Álvaro Feijó


Nossa Senhora da Apresentação

O altar as vagas o dossel a espuma! Missas rezadas pelo vento, ora pelos fiéis defuntos que se foram noutras vagas. Ora pelas barcaças que, uma a uma, buscaram as sereias na distância e se foram com elas. Sobre o altar, entre círios, que não são os círios murchos das igrejas velhas mas o lume de estrelas, ELA, Nossa Senhora da Apresentação.
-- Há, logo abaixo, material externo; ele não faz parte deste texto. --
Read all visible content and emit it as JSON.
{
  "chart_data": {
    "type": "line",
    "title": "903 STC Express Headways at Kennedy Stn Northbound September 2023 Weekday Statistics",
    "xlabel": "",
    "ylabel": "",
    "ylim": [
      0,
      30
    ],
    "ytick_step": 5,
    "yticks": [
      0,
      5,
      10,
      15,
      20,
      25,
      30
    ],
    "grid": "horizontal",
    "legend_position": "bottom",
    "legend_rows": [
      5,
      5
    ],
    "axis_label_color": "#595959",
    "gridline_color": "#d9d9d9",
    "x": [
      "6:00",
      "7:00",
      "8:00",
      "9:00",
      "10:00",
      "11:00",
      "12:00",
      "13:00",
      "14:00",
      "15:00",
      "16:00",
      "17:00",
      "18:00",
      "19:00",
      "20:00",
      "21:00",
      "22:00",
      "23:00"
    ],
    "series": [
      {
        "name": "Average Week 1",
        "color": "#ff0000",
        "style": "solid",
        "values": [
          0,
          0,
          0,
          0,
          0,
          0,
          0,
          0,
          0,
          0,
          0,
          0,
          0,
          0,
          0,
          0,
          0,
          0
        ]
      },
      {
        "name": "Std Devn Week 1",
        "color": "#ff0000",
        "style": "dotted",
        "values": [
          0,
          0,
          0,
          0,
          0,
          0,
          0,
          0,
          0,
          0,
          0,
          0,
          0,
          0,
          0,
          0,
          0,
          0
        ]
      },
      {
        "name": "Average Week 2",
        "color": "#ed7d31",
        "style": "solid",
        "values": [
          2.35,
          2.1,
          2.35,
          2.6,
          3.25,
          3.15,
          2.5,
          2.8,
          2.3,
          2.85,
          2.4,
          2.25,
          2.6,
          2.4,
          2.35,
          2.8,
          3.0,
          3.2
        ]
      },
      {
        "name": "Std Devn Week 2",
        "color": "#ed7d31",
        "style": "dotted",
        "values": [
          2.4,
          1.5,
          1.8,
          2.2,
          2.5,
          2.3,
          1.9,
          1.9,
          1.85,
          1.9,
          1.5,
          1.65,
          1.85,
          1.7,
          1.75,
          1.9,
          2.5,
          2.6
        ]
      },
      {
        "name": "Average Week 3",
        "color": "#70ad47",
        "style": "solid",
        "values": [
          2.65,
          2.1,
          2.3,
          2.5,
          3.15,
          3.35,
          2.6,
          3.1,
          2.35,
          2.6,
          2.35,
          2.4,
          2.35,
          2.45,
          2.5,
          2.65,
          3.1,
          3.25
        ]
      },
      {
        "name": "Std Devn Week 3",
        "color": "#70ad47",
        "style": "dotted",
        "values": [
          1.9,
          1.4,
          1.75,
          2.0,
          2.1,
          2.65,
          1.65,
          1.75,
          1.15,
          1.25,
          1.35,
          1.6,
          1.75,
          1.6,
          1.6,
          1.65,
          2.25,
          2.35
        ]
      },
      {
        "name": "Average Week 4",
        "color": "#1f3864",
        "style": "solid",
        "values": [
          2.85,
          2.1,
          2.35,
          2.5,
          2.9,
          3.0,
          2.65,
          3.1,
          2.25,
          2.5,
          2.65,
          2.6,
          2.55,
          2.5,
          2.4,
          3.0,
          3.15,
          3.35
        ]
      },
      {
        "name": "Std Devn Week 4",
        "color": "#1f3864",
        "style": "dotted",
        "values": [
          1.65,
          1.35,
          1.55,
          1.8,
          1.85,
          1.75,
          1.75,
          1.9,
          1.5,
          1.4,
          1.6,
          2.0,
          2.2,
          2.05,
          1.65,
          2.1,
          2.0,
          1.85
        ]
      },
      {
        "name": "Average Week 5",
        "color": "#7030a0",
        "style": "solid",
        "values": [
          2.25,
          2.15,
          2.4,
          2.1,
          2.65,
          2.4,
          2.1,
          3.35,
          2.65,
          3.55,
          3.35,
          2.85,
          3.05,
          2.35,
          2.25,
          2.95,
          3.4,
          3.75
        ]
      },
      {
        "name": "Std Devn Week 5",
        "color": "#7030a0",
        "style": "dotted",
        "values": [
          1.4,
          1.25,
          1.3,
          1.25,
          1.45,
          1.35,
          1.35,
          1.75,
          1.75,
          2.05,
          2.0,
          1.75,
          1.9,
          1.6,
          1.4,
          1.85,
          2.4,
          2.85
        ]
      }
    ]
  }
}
Aquela que não tem mantos da cor do céu, nem fios d'oiro nos cabelos, nem anéis nos dedos; aquela que não traz um menino nos seus braços porque os seios mirraram e já não têm pão para lhe dar; aquela que tem o corpo negro e sujo e os ossos a saltar da pele e dos rasgões da saia e do corpete; Nossa Senhora da Apresentação da Beira-Mar, que tem capelas em cada peito de marinheiro, que morre e, num instante, se renova e que anda quer nos engaços do sargaceiro ou nas gamelas do pilado e palhabotes da Terra Nova. Aquela a quem todos adoram. Dos meninos feitos nos intervalos das campanhas, aos bichanos que limpam de cabeças e tripas de pescado as muralhas do cais. O dossel a espuma. O altar das vagas — e que altar enorme! — Entre círios de estrelas, Nossa Senhora da Apresentação e Justificação — a Fome!